B. Defendant is Entitled to Dismissal Under Federal Rule of Criminal Procedure 48(b)

In additional to dismissal pursuant to the Sixth Amendment, Defendant also seeks dismissal pursuant to Federal Rule of Criminal Procedure 48(b). Under Rule 48(b)(3), a court may dismiss an indictment "if unnecessary delay occurs in . . . bringing a defendant to trial." Under the rule, a court has broad discretion in determining whether to dismiss an indictment but "dismissal is mandatory only if the defendant's constitutional rights have been violated." U.S. v. Knight, 562 F.3d 1314, 1324 (11th Cir. 2009) (quoting U.S. v. Butler, 792 F.2d 1528, 1533 (11th Cir. 1986)).
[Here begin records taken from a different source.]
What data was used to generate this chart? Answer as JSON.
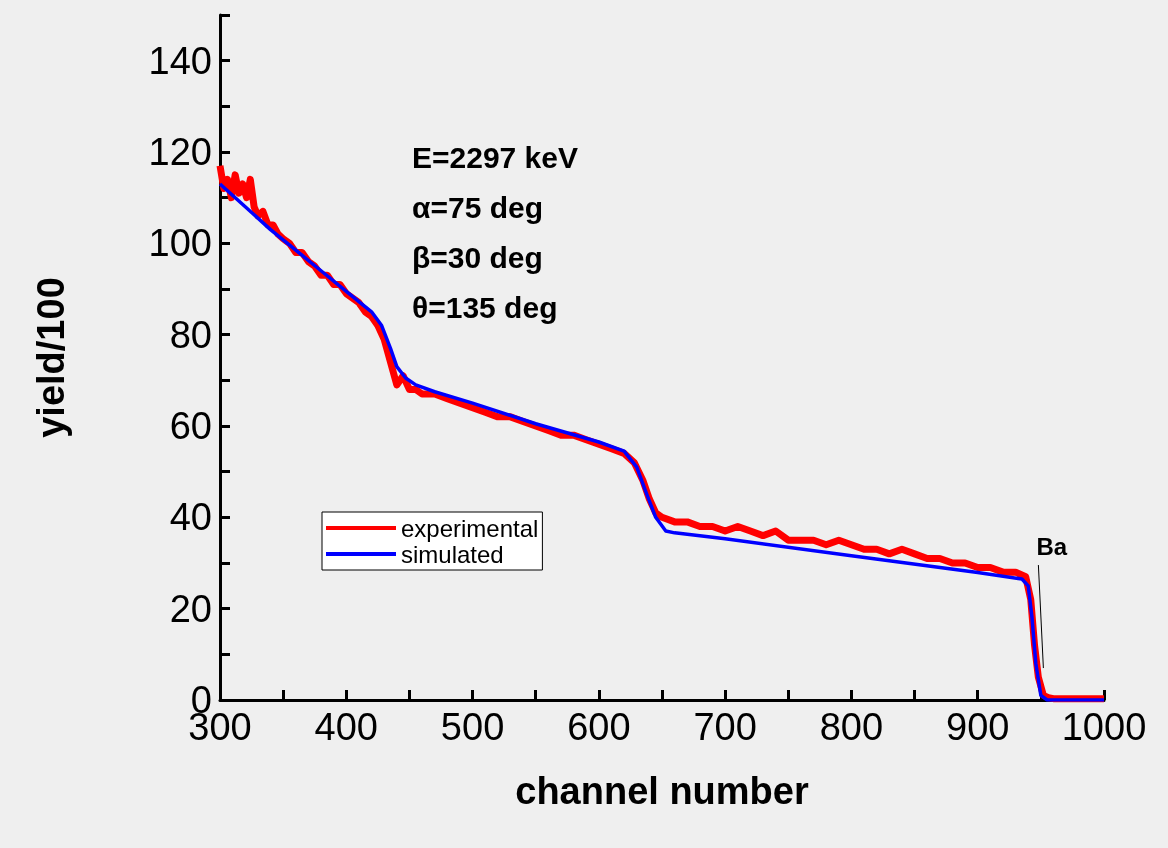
{
  "chart_data": {
    "type": "line",
    "xlabel": "channel number",
    "ylabel": "yield/100",
    "xlim": [
      300,
      1000
    ],
    "xticks": [
      300,
      {
        "value": 350,
        "label": null
      },
      400,
      {
        "value": 450,
        "label": null
      },
      500,
      {
        "value": 550,
        "label": null
      },
      600,
      {
        "value": 650,
        "label": null
      },
      700,
      {
        "value": 750,
        "label": null
      },
      800,
      {
        "value": 850,
        "label": null
      },
      900,
      {
        "value": 950,
        "label": null
      },
      1000
    ],
    "ylim": [
      0,
      150
    ],
    "yticks": [
      0,
      {
        "value": 10,
        "label": null
      },
      20,
      {
        "value": 30,
        "label": null
      },
      40,
      {
        "value": 50,
        "label": null
      },
      60,
      {
        "value": 70,
        "label": null
      },
      80,
      {
        "value": 90,
        "label": null
      },
      100,
      {
        "value": 110,
        "label": null
      },
      120,
      {
        "value": 130,
        "label": null
      },
      140,
      {
        "value": 150,
        "label": null
      }
    ],
    "grid": false,
    "legend": "bottom left",
    "marker": "none",
    "line_style": "solid",
    "series": [
      {
        "name": "experimental",
        "color": "#ff0000",
        "x": [
          300,
          303,
          306,
          309,
          312,
          315,
          318,
          321,
          324,
          327,
          330,
          334,
          338,
          342,
          346,
          350,
          355,
          360,
          365,
          370,
          375,
          380,
          385,
          390,
          395,
          400,
          405,
          410,
          415,
          420,
          425,
          430,
          435,
          440,
          445,
          450,
          455,
          460,
          470,
          480,
          490,
          500,
          510,
          520,
          530,
          540,
          550,
          560,
          570,
          580,
          590,
          600,
          610,
          620,
          628,
          635,
          640,
          645,
          650,
          660,
          670,
          680,
          690,
          700,
          710,
          720,
          730,
          740,
          750,
          760,
          770,
          780,
          790,
          800,
          810,
          820,
          830,
          840,
          850,
          860,
          870,
          880,
          890,
          900,
          910,
          920,
          930,
          938,
          942,
          945,
          948,
          952,
          956,
          960,
          1000
        ],
        "values": [
          117,
          112,
          114,
          110,
          115,
          111,
          113,
          110,
          114,
          108,
          106,
          107,
          104,
          104,
          102,
          101,
          100,
          98,
          98,
          96,
          95,
          93,
          93,
          91,
          91,
          89,
          88,
          87,
          85,
          84,
          82,
          79,
          74,
          69,
          71,
          68,
          68,
          67,
          67,
          66,
          65,
          64,
          63,
          62,
          62,
          61,
          60,
          59,
          58,
          58,
          57,
          56,
          55,
          54,
          52,
          48,
          44,
          41,
          40,
          39,
          39,
          38,
          38,
          37,
          38,
          37,
          36,
          37,
          35,
          35,
          35,
          34,
          35,
          34,
          33,
          33,
          32,
          33,
          32,
          31,
          31,
          30,
          30,
          29,
          29,
          28,
          28,
          27,
          22,
          12,
          5,
          1,
          0.5,
          0.3,
          0.3
        ]
      },
      {
        "name": "simulated",
        "color": "#0000ff",
        "x": [
          300,
          320,
          340,
          360,
          380,
          400,
          420,
          428,
          435,
          440,
          447,
          455,
          470,
          500,
          550,
          600,
          620,
          630,
          638,
          645,
          653,
          660,
          700,
          800,
          900,
          935,
          940,
          943,
          946,
          950,
          955,
          1000
        ],
        "values": [
          113,
          108,
          103,
          98.5,
          94,
          89.5,
          85,
          82,
          77,
          73,
          70.5,
          69,
          67.5,
          65,
          60.5,
          56.5,
          54.5,
          51,
          45,
          40,
          37,
          36.6,
          35.3,
          31.6,
          27.9,
          26.5,
          25,
          18,
          8,
          1,
          0,
          0
        ]
      }
    ],
    "annotations": [
      "E=2297 keV",
      "α=75 deg",
      "β=30 deg",
      "θ=135 deg",
      {
        "text": "Ba",
        "x": 952,
        "y": 7
      }
    ]
  }
}
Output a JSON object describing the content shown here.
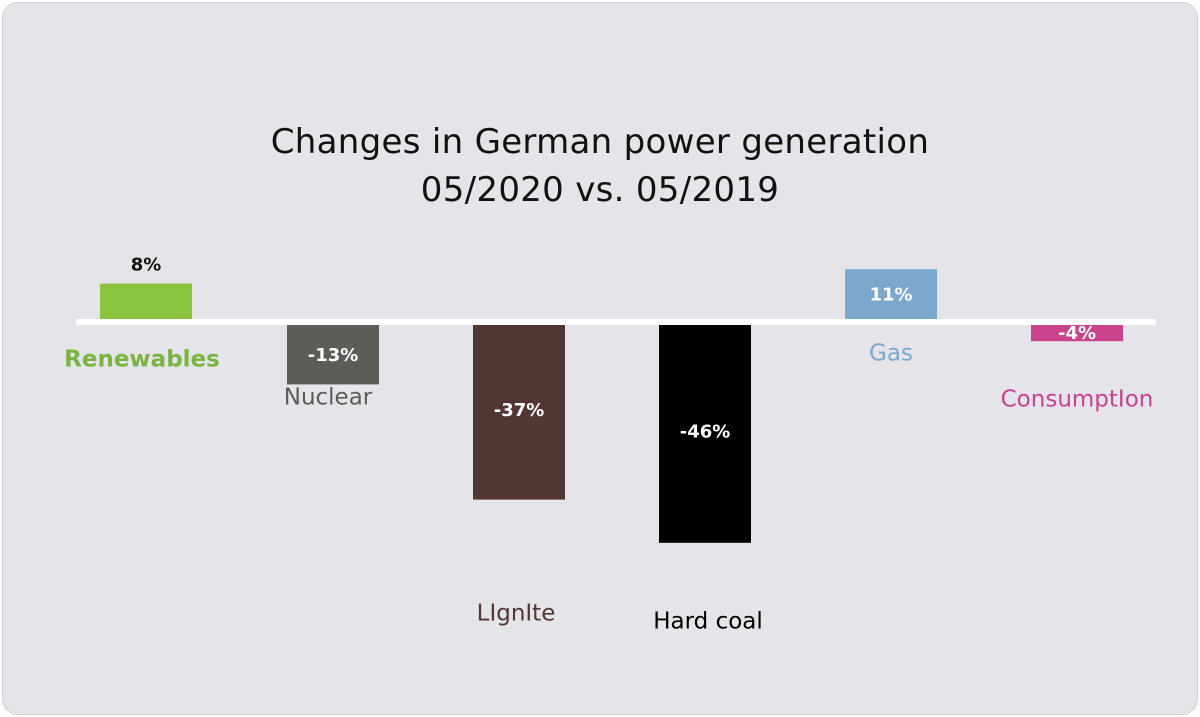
{
  "chart_data": {
    "type": "bar",
    "title": "Changes in German power generation",
    "subtitle": "05/2020 vs. 05/2019",
    "categories": [
      "Renewables",
      "Nuclear",
      "Lignite",
      "Hard coal",
      "Gas",
      "Consumption"
    ],
    "values": [
      8,
      -13,
      -37,
      -46,
      11,
      -4
    ],
    "value_labels": [
      "8%",
      "-13%",
      "-37%",
      "-46%",
      "11%",
      "-4%"
    ],
    "display_labels": [
      "Renewables",
      "Nuclear",
      "LIgnIte",
      "Hard coal",
      "Gas",
      "ConsumptIon"
    ],
    "colors": [
      "#8cc43f",
      "#5c5c58",
      "#523631",
      "#000000",
      "#7ba8cc",
      "#c9438d"
    ],
    "label_colors": [
      "#7cb342",
      "#5c5c5c",
      "#523631",
      "#000000",
      "#7ba8cc",
      "#c9438d"
    ],
    "grid": false,
    "legend": "none"
  }
}
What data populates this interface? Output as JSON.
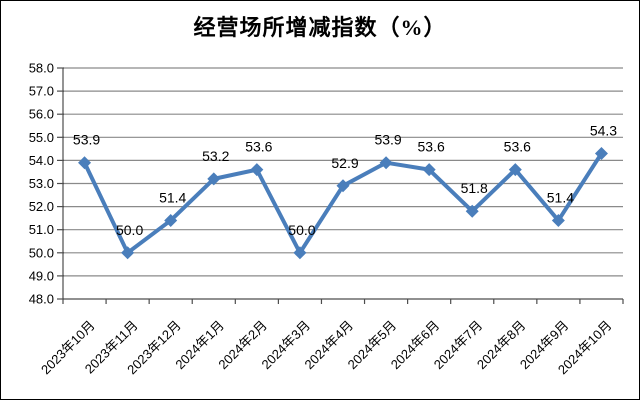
{
  "window": {
    "background": "#FFFFFF",
    "border_color": "#000000"
  },
  "chart_data": {
    "type": "line",
    "title": "经营场所增减指数（%）",
    "categories": [
      "2023年10月",
      "2023年11月",
      "2023年12月",
      "2024年1月",
      "2024年2月",
      "2024年3月",
      "2024年4月",
      "2024年5月",
      "2024年6月",
      "2024年7月",
      "2024年8月",
      "2024年9月",
      "2024年10月"
    ],
    "values": [
      53.9,
      50.0,
      51.4,
      53.2,
      53.6,
      50.0,
      52.9,
      53.9,
      53.6,
      51.8,
      53.6,
      51.4,
      54.3
    ],
    "value_labels": [
      "53.9",
      "50.0",
      "51.4",
      "53.2",
      "53.6",
      "50.0",
      "52.9",
      "53.9",
      "53.6",
      "51.8",
      "53.6",
      "51.4",
      "54.3"
    ],
    "ytick_labels": [
      "58.0",
      "57.0",
      "56.0",
      "55.0",
      "54.0",
      "53.0",
      "52.0",
      "51.0",
      "50.0",
      "49.0",
      "48.0"
    ],
    "ylim": [
      48.0,
      58.0
    ],
    "ytick_step": 1.0,
    "xlabel": "",
    "ylabel": "",
    "grid": true,
    "legend": "none",
    "marker": "diamond",
    "styles": {
      "line_color": "#4A7EBB",
      "marker_color": "#4A7EBB",
      "grid_color": "#8A8A8A",
      "axis_color": "#4D4D4D",
      "text_color": "#000000",
      "title_color": "#000000"
    }
  }
}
As set out above, Defendant has established a violation of his Sixth Amendment right to a speedy trial, thus, requiring dismissal.

However, even if the Defendant had not established a violation of his Sixth Amendment right, under the circumstances presented in this case, the Court would exercise its discretion and grant the motion to dismiss pursuant to Rule 48(b). This is a simple case. As discussed, the government did not diligently attempt to find Defendant after the indictment issued. It took the government over seven years to find a man who was openly living in the same neighborhood for that entire period. During that time, the Defendant regularly saw friends and family, worked at a recording studio, got divorced, and regularly helped out at his girlfriend's mother's Little Haiti "restaurant," which served hundreds of people a day. He was not hiding; he was living his life. Yet, the government's search attempts remained unfruitful for over seven years. The government offers no explanation for why it took so long, other than Defendant was living a paperless life. The government, however, did very little investigation during that time, other than sporadic computer database searches. Often there was no follow up in the field related to the results of those searches. Had the government conducted a more active investigation, it is highly likely that Defendant would have been found years earlier. Under these circumstances, the Court finds that there was an unnecessary delay in bringing Defendant to trial. Accordingly, the indictment is also dismissed pursuant to Rule 48(b).

Accordingly, it is hereby

ORDERED that Defendant's Motion to Dismiss Indictment for Violation of Speedy Trial [DE 18] is GRANTED. The indictment is DISMISSED and this case is CLOSED.

DONE and ORDERED.

FootNotes


1. The parties both focused on the delay between the issuance of the indictment and Defendant's arrest. However, a pre-indictment delay can also weigh heavily against the government. Oliva, 2018 WL 4443055 at *4 (citing US. v. Ingram, 446 F.3d 1332, 1339 (11th Cir. 2006)).